The weather, during a stay of twenty-six days at Yedo, from April 28 to May 25, was often damp, almost every day cloudy, with sometimes drizzling, and sometimes heavy, rain. Several slight shocks of earthquake were felt. Several fires occurred, which were soon extinguished. A great fire, during the Dutch visit of 1772, had burned from noon till eight at night, spreading over a vast space, and making it necessary to remove the Dutch three times.
Down to the day of audience, which did not take place till the 18th of May, the Dutch were not suffered to go out. Numbers of persons obtained, however, permission to visit them. The first who called were five physicians and two astronomers, prompted especially by Thunberg’s scientific reputation, which the interpreters had noised abroad, and who were very inquisitive on various points of science. The questions of the astronomers related principally to eclipses, which it appeared they could not calculate to minutes, and frequently not even to hours; but besides the difficulty of carrying on this conversation through interpreters, another arose, from the fact that Thunberg’s astronomy had grown a little rusty, and that neither he nor the Japanese had any books to which they could refer.

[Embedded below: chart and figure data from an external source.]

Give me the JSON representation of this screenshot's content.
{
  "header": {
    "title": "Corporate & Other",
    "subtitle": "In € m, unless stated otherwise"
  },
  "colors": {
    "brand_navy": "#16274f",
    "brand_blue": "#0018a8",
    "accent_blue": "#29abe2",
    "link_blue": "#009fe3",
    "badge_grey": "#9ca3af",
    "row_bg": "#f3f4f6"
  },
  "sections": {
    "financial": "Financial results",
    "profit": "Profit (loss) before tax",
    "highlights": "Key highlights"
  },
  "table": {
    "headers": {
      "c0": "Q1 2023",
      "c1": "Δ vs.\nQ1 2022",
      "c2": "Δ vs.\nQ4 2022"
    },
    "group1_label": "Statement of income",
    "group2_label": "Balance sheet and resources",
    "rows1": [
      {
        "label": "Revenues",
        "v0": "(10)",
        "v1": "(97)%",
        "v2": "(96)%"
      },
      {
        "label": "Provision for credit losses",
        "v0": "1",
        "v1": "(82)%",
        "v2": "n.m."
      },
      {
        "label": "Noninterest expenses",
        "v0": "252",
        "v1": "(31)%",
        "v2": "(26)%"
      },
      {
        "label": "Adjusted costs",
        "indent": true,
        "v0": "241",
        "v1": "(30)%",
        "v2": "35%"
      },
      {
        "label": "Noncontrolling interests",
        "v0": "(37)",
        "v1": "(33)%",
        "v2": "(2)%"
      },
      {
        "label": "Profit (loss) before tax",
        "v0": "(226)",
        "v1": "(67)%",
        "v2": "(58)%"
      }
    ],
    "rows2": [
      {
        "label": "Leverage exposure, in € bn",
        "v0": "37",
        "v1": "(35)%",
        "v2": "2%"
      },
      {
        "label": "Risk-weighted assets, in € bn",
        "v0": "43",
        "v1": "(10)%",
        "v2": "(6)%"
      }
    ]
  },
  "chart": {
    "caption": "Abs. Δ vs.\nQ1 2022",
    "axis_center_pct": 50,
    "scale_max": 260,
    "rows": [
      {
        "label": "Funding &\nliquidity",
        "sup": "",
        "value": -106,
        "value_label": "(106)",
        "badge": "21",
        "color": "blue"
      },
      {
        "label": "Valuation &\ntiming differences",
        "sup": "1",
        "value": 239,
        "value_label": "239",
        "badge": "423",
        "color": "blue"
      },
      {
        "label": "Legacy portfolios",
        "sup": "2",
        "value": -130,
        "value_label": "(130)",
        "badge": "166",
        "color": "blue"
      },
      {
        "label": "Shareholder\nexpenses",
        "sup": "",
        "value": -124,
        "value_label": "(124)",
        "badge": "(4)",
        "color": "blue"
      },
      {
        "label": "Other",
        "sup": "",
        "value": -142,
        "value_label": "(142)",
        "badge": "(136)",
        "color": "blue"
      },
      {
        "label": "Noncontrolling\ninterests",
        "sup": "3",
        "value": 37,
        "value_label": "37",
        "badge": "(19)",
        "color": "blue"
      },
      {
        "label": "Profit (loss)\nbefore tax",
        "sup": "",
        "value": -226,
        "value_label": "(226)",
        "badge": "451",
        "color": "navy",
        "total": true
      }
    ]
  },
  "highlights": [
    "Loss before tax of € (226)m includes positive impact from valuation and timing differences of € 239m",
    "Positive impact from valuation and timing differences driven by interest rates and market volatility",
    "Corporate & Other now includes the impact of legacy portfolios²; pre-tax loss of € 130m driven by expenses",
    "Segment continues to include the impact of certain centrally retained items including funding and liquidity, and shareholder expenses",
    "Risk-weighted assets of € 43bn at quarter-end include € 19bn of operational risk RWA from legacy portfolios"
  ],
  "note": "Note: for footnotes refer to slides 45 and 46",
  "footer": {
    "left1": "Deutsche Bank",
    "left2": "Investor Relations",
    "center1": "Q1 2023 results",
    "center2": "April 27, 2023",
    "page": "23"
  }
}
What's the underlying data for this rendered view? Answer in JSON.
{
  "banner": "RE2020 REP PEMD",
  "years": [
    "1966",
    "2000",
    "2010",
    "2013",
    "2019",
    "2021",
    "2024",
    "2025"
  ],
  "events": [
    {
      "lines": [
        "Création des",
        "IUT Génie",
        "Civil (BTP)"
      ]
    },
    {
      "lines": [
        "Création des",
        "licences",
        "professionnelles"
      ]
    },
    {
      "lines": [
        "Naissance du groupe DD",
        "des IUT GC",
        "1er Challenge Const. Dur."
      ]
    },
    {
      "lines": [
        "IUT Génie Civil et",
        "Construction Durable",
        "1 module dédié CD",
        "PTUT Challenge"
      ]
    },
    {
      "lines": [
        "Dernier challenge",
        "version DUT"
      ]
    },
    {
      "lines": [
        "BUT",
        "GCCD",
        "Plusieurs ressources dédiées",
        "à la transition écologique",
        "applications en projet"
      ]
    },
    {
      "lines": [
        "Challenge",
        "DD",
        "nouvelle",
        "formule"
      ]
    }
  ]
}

In matters of medicine[54] he felt more at home, especially as two of the Japanese doctors could speak Dutch,—one of them tolerably well. They also had some knowledge of natural history, collected partly from Chinese and Dutch books, and partly from the Dutch physicians who had visited Yedo, but who frequently had not been very well able to instruct them, as they were often, to use Thunberg’s expression, “little better than horse-doctors.” One of the two Japanese, quite a young man, was the emperor’s body-physician; the other, somewhat older and better informed, was physician to one of the chief princes. Both were good-natured, acute, and lively. They attached themselves to Thunberg with great zeal, coming to see him every day, and often staying late at night. Though wearisome with their questions, yet so insinuating were they in their manners and anxious to learn, that our traveller found much pleasure in their society. They had a number of Dutch works on botany, medicine, and surgery, and Thunberg sold them some others. They were particularly struck with the fine set of surgical instruments which he had brought from Amsterdam and Paris. These medical friends were of great use to him in his studies in natural history. Among the botanical specimens which they brought him were the pine of Europe (Pinus abies), of which, as well as of the Pinus silvestris, he had seen several on his journey to court, the chestnut, which he saw afterwards at Miyako, on his return, and the walnut (Jugulans nigra). They also brought him a variety of ores and minerals, and specimens of fishes and insects.